Film-Mittwochs - Jonas Follonier

Auf den Titel dieses Artikels antworten wir mit einem «Ja und Nein». Denn wenn dieser dritte Teil der Saga Phantastische Tierwesen Die Geschichte zieht sich unnötig in die Länge und bietet weder etwas Substanzielles noch etwas Flüssiges, und man freut sich, einen Gellert Grindelwald zu entdecken, der von Mads Mikkelsen brillant verkörpert wird. Doch vor allem eine unangenehme Überraschung sorgt für eine deutlich negative Endbilanz. Achtung Spoiler.
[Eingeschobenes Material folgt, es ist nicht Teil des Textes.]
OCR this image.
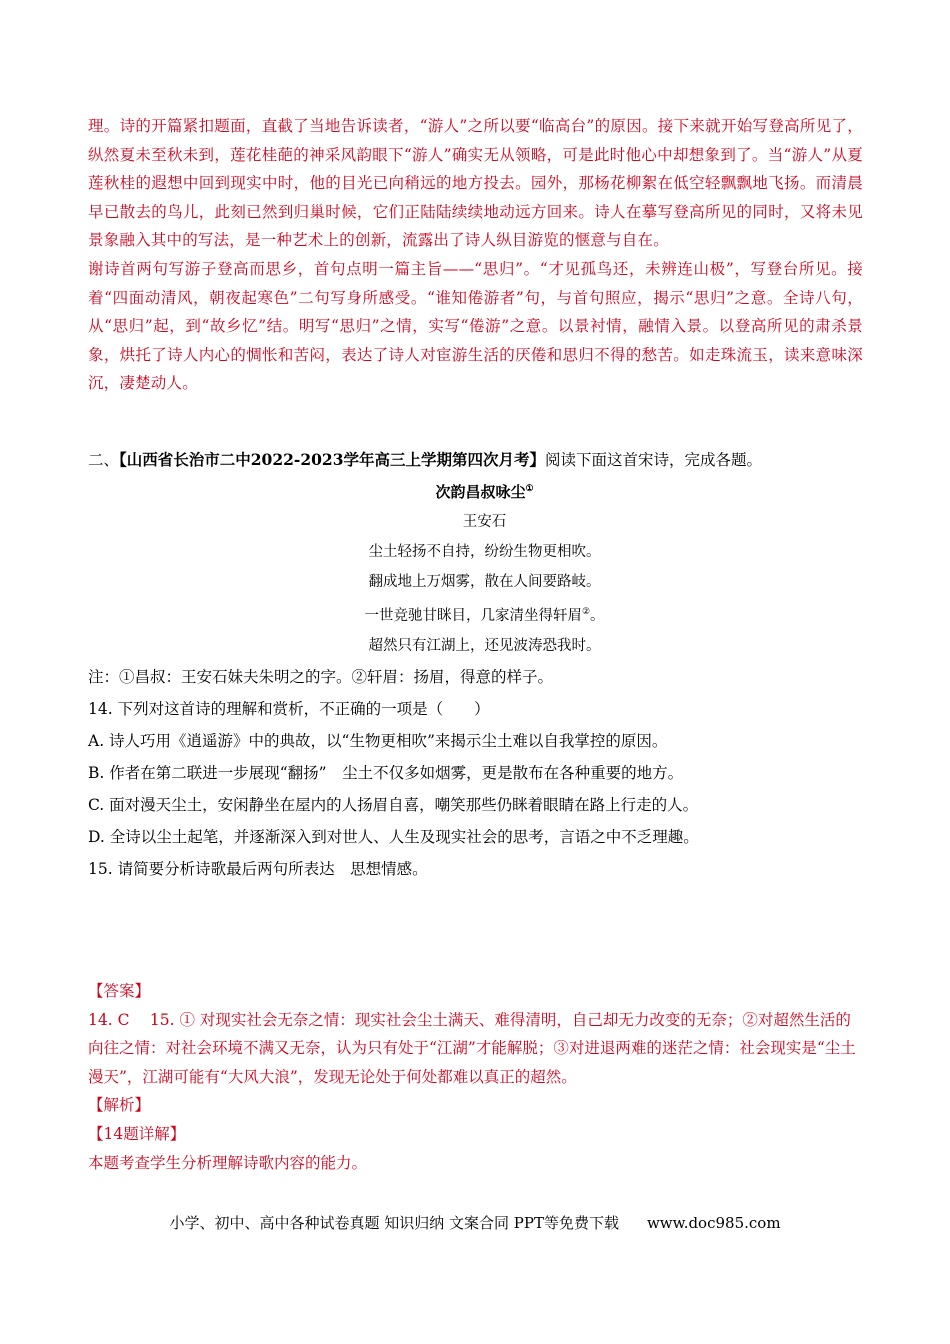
理。诗的开篇紧扣题面，直截了当地告诉读者，“游人”之所以要“临高台”的原因。接下来就开始写登高所见了，纵然夏未至秋未到，莲花桂葩的神采风韵眼下“游人”确实无从领略，可是此时他心中却想象到了。当“游人”从夏莲秋桂的遐想中回到现实中时，他的目光已向稍远的地方投去。园外，那杨花柳絮在低空轻飘飘地飞扬。而清晨早已散去的鸟儿，此刻已然到归巢时候，它们正陆陆续续地动远方回来。诗人在摹写登高所见的同时，又将未见景象融入其中的写法，是一种艺术上的创新，流露出了诗人纵目游览的惬意与自在。

谢诗首两句写游子登高而思乡，首句点明一篇主旨——“思归”。“才见孤鸟还，未辨连山极”，写登台所见。接着“四面动清风，朝夜起寒色”二句写身所感受。“谁知倦游者”句，与首句照应，揭示“思归”之意。全诗八句，从“思归”起，到“故乡忆”结。明写“思归”之情，实写“倦游”之意。以景衬情，融情入景。以登高所见的肃杀景象，烘托了诗人内心的惆怅和苦闷，表达了诗人对宦游生活的厌倦和思归不得的愁苦。如走珠流玉，读来意味深沉，凄楚动人。

二、【山西省长治市二中2022-2023学年高三上学期第四次月考】阅读下面这首宋诗，完成各题。
次韵昌叔咏尘①
王安石
尘土轻扬不自持，纷纷生物更相吹。
翻成地上万烟雾，散在人间要路岐。
一世竞驰甘眯目，几家清坐得轩眉②。
超然只有江湖上，还见波涛恐我时。

注：①昌叔：王安石妹夫朱明之的字。②轩眉：扬眉，得意的样子。

14. 下列对这首诗的理解和赏析，不正确的一项是（　　）

A. 诗人巧用《逍遥游》中的典故，以“生物更相吹”来揭示尘土难以自我掌控的原因。

B. 作者在第二联进一步展现“翻扬”　尘土不仅多如烟雾，更是散布在各种重要的地方。

C. 面对漫天尘土，安闲静坐在屋内的人扬眉自喜，嘲笑那些仍眯着眼睛在路上行走的人。

D. 全诗以尘土起笔，并逐渐深入到对世人、人生及现实社会的思考，言语之中不乏理趣。

15. 请简要分析诗歌最后两句所表达　思想情感。

【答案】

14. C　 15. ① 对现实社会无奈之情：现实社会尘土满天、难得清明，自己却无力改变的无奈；②对超然生活的向往之情：对社会环境不满又无奈，认为只有处于“江湖”才能解脱；③对进退两难的迷茫之情：社会现实是“尘土漫天”，江湖可能有“大风大浪”，发现无论处于何处都难以真正的超然。

【解析】

【14题详解】

本题考查学生分析理解诗歌内容的能力。

小学、初中、高中各种试卷真题 知识归纳 文案合同 PPT等免费下载 www.doc985.com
J. K. Rowling, Schöpferin des Welterfolgs Harry Potter, Sie sagte, dass der letzte Film der Saga, der 2011 in die Kinos kam, das Ende des literarischen und filmischen Abenteuers bedeutete. Vier Jahre später widerrief sie diese Aussage jedoch und kündigte an, das Drehbuch für eine neue Filmsaga zu schreiben, die ebenfalls in der Welt der Zauberer spielen soll: Phantastische Tierwesen. Die neue Serie basiert auf einem Buch der Autorin, in dem sie die verschiedenen Tiere des Universums auflistet. Harry Potter und stellt insbesondere magische Tiere in den Mittelpunkt. Aber nicht nur das. In dieser Zeit ist der Schwarzmagier Gellert Grindelwald auf dem Vormarsch und trifft auf einen Charakter, der den Fans des Franchise wohlbekannt ist: Albus Dumbledore.
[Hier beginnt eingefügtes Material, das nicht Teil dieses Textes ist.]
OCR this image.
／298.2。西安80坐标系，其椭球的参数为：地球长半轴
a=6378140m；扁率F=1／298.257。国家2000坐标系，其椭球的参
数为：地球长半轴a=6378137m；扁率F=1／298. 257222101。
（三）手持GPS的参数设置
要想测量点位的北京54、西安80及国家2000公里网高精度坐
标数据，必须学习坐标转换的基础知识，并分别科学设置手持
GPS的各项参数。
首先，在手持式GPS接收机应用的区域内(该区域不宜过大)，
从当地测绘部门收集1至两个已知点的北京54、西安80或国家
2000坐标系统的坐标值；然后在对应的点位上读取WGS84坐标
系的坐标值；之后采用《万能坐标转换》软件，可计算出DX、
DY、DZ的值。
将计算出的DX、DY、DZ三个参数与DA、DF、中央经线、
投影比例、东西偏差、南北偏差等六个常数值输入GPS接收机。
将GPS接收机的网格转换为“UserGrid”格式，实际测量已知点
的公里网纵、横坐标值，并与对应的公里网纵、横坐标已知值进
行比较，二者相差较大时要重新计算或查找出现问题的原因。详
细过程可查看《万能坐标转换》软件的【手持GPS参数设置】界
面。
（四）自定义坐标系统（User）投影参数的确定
Willkommen in Hogwarts (von wegen)

Der berühmte Hogwarts-Lehrer steht also im Mittelpunkt des dritten Teils der Fantastische Tiere, Das Buch spielt in den 1930er Jahren, an der Schwelle zum Zweiten Weltkrieg. Oder zumindest ist er angeblich im Mittelpunkt des Geschehens stehen. Denn obwohl Dumbledore (Jude Law) den Magizoologen Norbert Dragonneau (Eddie Redmayne) und seine Gefährten einsetzt, um Grindelwalds (Mads Mikkelsen, anstelle von Johnny Depp) Pläne zu durchkreuzen, der immer mehr Einfluss gewinnt, werden seine Geheimnisse im Laufe des Films kaum erwähnt. Höchstens ein oder zwei intime Informationen, die die Leser von’Harry Potter bereits kennen.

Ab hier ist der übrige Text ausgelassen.